A new study by Tax & Super Australia has revealed that of 480 tax and accounting professionals surveyed, 11.3 per cent said that close to all of their business clients were still meeting the requisite decline in turnover for JobKeeper — 15 per cent, 30 per cent or 50 per cent depending on size and entity type.
A further 18.7 per cent said that between half and three-quarters of their client base were still experiencing the turnover shortfall.
The survey results come as the government looks to tweak eligibility for JobKeeper 2.0 after 27 September, with entities now needing to satisfy meeting the decline in turnover test for both the June and September quarters using actual GST turnover, rather than projected turnover deployed in the first iteration of the wage subsidy scheme.
Entities will be required to retest their eligibility again to remain on the program after 4 January, needing to demonstrate that they have met the decline in turnover test for each of the June, September and December 2020 quarters.
While there are currently 3.5 million workers covered under JobKeeper, the Treasury expects just 1.4 million workers to be covered by the end of the year under the new eligibility rules.
The number will then drop to 1 million for the March 2021 quarter.

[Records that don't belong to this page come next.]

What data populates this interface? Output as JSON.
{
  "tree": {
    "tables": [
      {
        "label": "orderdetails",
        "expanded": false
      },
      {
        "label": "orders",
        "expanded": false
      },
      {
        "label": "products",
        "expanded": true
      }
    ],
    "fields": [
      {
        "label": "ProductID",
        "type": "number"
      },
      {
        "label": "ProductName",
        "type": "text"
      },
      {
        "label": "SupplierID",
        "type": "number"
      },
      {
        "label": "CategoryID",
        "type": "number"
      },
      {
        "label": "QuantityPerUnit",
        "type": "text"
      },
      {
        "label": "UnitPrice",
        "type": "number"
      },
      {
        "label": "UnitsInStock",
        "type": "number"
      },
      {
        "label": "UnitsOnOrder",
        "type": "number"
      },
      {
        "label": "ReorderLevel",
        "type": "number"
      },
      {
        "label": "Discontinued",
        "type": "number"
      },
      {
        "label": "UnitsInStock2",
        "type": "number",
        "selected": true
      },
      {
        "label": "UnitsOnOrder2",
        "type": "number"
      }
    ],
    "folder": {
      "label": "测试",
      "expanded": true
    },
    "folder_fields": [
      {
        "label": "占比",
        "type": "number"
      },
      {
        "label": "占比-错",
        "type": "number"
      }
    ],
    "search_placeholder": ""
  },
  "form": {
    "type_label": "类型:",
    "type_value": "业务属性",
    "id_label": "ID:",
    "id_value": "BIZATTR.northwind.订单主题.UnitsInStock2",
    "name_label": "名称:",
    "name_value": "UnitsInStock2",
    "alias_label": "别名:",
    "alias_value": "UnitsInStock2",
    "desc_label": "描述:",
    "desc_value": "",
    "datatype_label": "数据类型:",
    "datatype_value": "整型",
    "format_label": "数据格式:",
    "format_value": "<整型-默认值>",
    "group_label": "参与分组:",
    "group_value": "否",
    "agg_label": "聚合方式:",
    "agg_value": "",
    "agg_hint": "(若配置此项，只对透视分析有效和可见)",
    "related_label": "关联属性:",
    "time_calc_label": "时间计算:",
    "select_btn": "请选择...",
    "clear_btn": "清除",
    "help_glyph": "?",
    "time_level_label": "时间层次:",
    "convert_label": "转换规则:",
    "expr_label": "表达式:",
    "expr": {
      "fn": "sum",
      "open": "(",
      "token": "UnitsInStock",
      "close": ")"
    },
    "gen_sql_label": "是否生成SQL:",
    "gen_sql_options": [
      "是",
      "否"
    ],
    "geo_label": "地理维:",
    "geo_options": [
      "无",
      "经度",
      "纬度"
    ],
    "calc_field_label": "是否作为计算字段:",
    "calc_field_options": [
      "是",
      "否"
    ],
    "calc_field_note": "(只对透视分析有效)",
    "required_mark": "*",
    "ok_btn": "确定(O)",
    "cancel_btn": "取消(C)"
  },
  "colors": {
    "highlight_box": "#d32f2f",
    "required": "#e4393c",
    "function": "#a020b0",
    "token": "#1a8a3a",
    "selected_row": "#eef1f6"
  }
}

Tax & Super Australia senior tax counsel John Jeffreys said many businesses, including those impacted by the second Melbourne lockdown, will face extra difficulties meeting the tougher eligibility tests.
“For those businesses that are already claiming the JobKeeper subsidy, a requirement to satisfy the actual decline in turnover test for the quarters June 2020, September 2020 (and later December 2020) will mean that many businesses will fail the test and the business will no longer receive the JobKeeper subsidy.
“This could occur, for example, in Melbourne where a business has been able to partially reopen and must now close down. It may be that for the June 2020 quarter, the business will not have suffered a 30 per cent decline in turnover, but in following quarters it continues to have a significant decline in turnover.
“Given that the effect of COVID-19 on the Australian economy continues to be severe, such businesses could struggle to survive without the JobKeeper subsidy.”
Mr Jeffreys also believes accountants and small businesses will be challenged to assess their eligibility based on actual GST turnover ahead of lodging their BAS.
The Treasury’s new fact sheet notes that entities “will generally be able to assess eligibility based on details reported in the business activity statement (BAS)”.
It states that because the deadline to lodge a BAS is generally due the following month, “businesses and not-for-profits will need to assess their eligibility for JobKeeper in advance of the BAS deadline in order to meet the wage condition”.
“Businesses will need to assess their eligibility for the JobKeeper subsidy at the end of September and December, in advance. This will be a major challenge for small businesses and for those maintaining their accounting systems,” Mr Jeffreys said.
“Because the September and December turnover must be based on actual GST supplies, the accounting for hundreds of thousands of businesses will need to be kept up to date.
“This will place a good deal of pressure on small-business owners, BAS agents, tax agents and accountants.”